The ChoosaBroker Trading Academy
7.7. Factors That Affect Commodity Prices
Taking trading volumes into account, the commodities market is the second biggest financial market in the world. And given its massive size, it sometimes becomes difficult to ascertain the exact factors that influence the value of commodities. In this lesson, we will try to learn about the four fundamental factors that have seemingly had the maximum impact on commodity prices since the turn of the century. It is important for traders and investors to note that the importance of each one of these factors varies from individual commodity to commodity, and from market cycle to market cycle. A number of the leading online brokers offer options for commodities trading.
Technological innovations can be a game changer for commodity prices. Macroeconomists often wrongly assume that such innovations are largely driven by exogenous forces, unrelated to markets. But most commodity production, distribution and consumption innovations are directly impacted by prices and vice-versa. When commodities become scarce, prices rise. This increase, in turn, stimulates innovation and adoption of new techniques and technologies to make the market more efficient. Contrarily, when commodities become abundant, prices decline and the pace of innovation and adoption of new technologies slows.

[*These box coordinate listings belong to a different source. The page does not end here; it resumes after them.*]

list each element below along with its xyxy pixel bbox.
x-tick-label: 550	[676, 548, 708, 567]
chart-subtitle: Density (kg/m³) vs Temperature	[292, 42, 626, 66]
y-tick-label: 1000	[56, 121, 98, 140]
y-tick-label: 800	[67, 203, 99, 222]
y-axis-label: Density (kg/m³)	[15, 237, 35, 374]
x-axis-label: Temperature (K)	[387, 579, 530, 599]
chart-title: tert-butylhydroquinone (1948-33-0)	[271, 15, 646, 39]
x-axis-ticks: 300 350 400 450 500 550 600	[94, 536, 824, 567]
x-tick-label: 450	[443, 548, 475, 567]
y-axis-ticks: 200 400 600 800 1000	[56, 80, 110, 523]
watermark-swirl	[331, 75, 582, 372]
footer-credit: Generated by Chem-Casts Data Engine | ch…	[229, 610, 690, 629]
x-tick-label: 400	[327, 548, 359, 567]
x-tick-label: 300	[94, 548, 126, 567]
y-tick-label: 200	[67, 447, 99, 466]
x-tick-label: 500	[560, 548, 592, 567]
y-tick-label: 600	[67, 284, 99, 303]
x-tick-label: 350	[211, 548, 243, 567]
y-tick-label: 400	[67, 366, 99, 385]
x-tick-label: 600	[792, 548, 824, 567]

Let us take the example of crude oil. A decade ago we were all being told that peak oil output levels had been reached, and that declining stocks would mean astronomically high prices in the future. Yet, at the time of writing, Brent crude futures are trading at $70 a barrel – over 50% below its peak price. So what happened? Technology happened, that’s what. Breakthroughs such as hydraulic fracking and horizontal drilling meant that oil previously trapped within shale formations could be extracted. This boosted supply of the commodity and pushed prices lower.
There exists a fairly broad consensus that, in the longer-run, high material living standards and better environmental quality are mutually consistent, if not interdependent goals. However, at least in the medium- to short-term, environmental regulation and economic growth are typically viewed as competing aims. An increase in economic activity, supported by greater commodity production and consumption, is inevitably labelled as being bad for the environment. While, on the other hand, environmental protection policies are considered a drag on growth.
The recent pollution crackdown in China is a glaring example of how environmental regulations can affect commodity supply and prices. In August 2017, the Chinese central government unveiled a policy to control air pollution during the winter months in Beijing, Tianjin and 26 other cities in the smog-prone provinces of Hebei, Henan, Shanxi, and Shandong. Known as the “2+26” policy, it imposed strict production curbs on polluting industries, including a large number of steel plants, stifling supply of the alloy.
The present century will record the largest population growth in the history of humankind. The United Nations estimates that the world will add roughly 1 billion people during each of the first 5 decades of the 21st century. So how is this linked to commodity prices? Simply put, rapid increase in population will translate to greater global demand for commodities. As the number of people in the world rise, so will the demand for these naturally-occurring, finite resources. After all, people will always need food to eat, houses for shelter, and heat to stay warm during winters. Barring short-term supply spikes, this projected significant population growth will drive demand for commodities, putting secular upward pressure on prices.
Demand From Emerging Economies
According to figures from the World Bank, emerging economies like China and India have become the main sources of commodity demand growth since 2000. As a result, any weakening of their economic growth prospects curb global demand and weigh on commodity prices. The growing clout of emerging economies is represented by the fact that from 2010 to 2014, Brazil, Russia, India, China and South Africa (BRICS) accounted for roughly 40% of global primary energy and food consumption, and close to 50% of global metals consumption. An extended slowdown in these countries will not only hurt prices, but also derail economic growth in the net commodity exporting countries.
As with most other financial securities, retail traders and investors are an integral part of the commodities speculation market. Their success in the market depends primarily on their ability to correctly analyze various current events to forecast future demand and supply levels. Keeping track of changes in the above four key determinants can be a good starting point.